What gives shape to everything, though, is not the light or the dark, but rather the shifting border between the two.
This is where depth begins.
4 comments:
A very apt description for the yin yang symbol!
I'm going to need to add your blog to my Google Reader. I'm very interested in how you seek to reconcile Christianity with Taoism. Personally, I'm not a big fan of the former, but I'll try to be open-minded. :-)
First of all, I love the shoe.
Second, thanks for commenting. It's nice to know I'm not the only one reading my stuff.
Third, I understand your distaste for Christianity -- and religion in general.
To clarify, I don't really mean to be trying to reconcile Christianity and Taoism. I'm more interested in exploring Taoism from the vantage point of one who has spent most of the last half-century soaking in Christianity of one ilk or another.
(I grew up in a very devout Christian fundamentalist family, left it in my late 20s after the deaths of my parents, took a seven or eight year "religious sabbatical," then came back to Christianity as a liberal Presbyterian.)

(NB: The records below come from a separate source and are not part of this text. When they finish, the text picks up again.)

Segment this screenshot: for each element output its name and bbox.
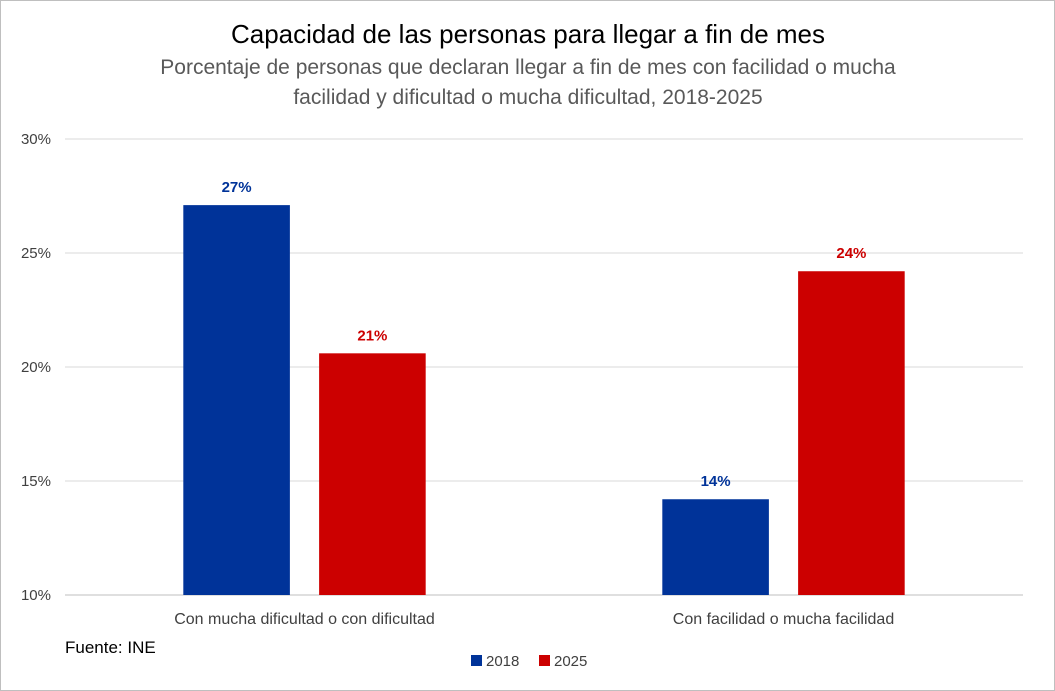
bar-2025 — [798, 271, 905, 595]
legend-swatch-2018 — [471, 655, 482, 666]
data-label-2018: 14% — [701, 473, 731, 490]
y-tick-label: 20% — [21, 359, 51, 376]
y-tick-label: 15% — [21, 473, 51, 490]
legend-swatch-2025 — [539, 655, 550, 666]
data-label-2018: 27% — [222, 179, 252, 196]
legend-label-2025: 2025 — [554, 653, 587, 670]
bar-2018 — [183, 205, 290, 595]
category-label: Con facilidad o mucha facilidad — [673, 611, 894, 628]
legend: 2018 2025 — [471, 653, 587, 670]
data-label-2025: 21% — [357, 327, 387, 344]
data-label-2025: 24% — [836, 245, 866, 262]
y-tick-label: 25% — [21, 245, 51, 262]
y-tick-label: 30% — [21, 131, 51, 148]
data-labels: 27% 21% 14% 24% — [222, 179, 867, 490]
bar-2025 — [319, 353, 426, 595]
chart-title: Capacidad de las personas para llegar a … — [231, 19, 825, 49]
chart-subtitle-line-2: facilidad y dificultad o mucha dificulta… — [293, 86, 762, 109]
y-tick-label: 10% — [21, 587, 51, 604]
category-label: Con mucha dificultad o con dificultad — [174, 611, 435, 628]
bar-2018 — [662, 499, 769, 595]
x-axis-category-labels: Con mucha dificultad o con dificultad Con… — [174, 611, 894, 628]
chart-subtitle-line-1: Porcentaje de personas que declaran lleg… — [160, 56, 896, 79]
y-axis-tick-labels: 10% 15% 20% 25% 30% — [21, 131, 51, 604]
bars — [183, 205, 905, 595]
source-note: Fuente: INE — [65, 638, 156, 657]
legend-label-2018: 2018 — [486, 653, 519, 670]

Now, I've moved on to philosophical Taoism, but I still find spiritual value in my Christian past, and I'm still willing to call myself a Christian in spite of the fact I no longer believe the usual party line about Jesus as Savior, etc.

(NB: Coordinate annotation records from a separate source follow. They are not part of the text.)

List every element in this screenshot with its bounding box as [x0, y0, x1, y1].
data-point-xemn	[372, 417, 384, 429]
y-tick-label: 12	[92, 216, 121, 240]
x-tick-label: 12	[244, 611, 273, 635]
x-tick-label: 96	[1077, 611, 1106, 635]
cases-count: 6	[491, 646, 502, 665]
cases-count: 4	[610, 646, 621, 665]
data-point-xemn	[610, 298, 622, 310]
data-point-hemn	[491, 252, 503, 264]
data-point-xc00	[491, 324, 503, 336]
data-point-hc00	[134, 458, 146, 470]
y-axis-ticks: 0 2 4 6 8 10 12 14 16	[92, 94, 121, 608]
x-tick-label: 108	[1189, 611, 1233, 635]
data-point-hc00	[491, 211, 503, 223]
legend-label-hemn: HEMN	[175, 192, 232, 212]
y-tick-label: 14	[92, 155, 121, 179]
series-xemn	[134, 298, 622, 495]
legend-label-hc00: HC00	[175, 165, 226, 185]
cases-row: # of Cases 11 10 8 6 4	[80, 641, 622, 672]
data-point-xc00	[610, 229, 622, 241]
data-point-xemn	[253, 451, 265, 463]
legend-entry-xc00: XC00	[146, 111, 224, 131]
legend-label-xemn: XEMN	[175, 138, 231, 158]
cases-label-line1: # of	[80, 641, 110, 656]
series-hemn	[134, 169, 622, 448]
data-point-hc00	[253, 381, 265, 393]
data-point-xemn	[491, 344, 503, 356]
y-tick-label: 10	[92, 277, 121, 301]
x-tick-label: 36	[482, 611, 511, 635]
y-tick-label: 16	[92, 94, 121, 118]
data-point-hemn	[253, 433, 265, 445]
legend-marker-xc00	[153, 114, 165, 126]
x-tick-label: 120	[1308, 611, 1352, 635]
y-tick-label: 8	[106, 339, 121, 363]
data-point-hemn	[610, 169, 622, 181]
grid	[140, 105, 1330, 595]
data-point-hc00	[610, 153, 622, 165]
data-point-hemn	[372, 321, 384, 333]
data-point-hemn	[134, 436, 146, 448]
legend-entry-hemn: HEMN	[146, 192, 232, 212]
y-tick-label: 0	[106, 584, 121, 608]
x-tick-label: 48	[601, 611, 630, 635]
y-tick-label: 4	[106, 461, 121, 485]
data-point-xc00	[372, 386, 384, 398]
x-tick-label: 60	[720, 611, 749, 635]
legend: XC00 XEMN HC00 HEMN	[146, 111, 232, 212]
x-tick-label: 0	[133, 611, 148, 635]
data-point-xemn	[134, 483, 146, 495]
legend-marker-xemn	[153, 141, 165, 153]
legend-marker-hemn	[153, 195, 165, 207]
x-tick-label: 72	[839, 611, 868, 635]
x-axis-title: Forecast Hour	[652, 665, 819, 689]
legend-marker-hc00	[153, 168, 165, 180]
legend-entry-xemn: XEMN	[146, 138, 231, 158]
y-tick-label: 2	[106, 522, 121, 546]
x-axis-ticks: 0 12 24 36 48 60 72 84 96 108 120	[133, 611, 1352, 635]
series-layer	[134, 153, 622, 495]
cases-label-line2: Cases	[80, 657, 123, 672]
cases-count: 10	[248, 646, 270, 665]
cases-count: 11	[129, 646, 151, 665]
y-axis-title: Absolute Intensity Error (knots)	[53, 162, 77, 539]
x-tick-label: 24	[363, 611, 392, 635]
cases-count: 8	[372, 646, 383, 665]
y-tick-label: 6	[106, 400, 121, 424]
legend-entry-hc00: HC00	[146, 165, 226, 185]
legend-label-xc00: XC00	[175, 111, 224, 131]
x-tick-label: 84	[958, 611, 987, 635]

I could go on and on, but then what would I have to write about in the blog, right?
Thanks again for commenting.
Thanks for the explanation. I think a great many of us western Taoists have been down the road you speak of. I was a liberal Presbyterian for most of my early life (a lot of it in Arkansas, no less) and it took me nearly a decade to quit referring to myself as a Christian.
This is NOT to say that a person can't be Taoist and Christian, I suppose. :)
One of my goals is to offer a broader definition of "Christianity." To most "Christians" (especially Christian fundamentalists), the message is the Man. To me, the message is the message, i.e., we are all Divine, and the best way to explore and express that Divinity is through compassion and justice.
My spiritual journey has taken me across a vast theological continent, though, and I may very well end up where you are -- eschewing the moniker altogether. And if that's the case, that'll be fine with me.
After all, it's the journey not the destination, right?
Thanks for reading -- and for your comments.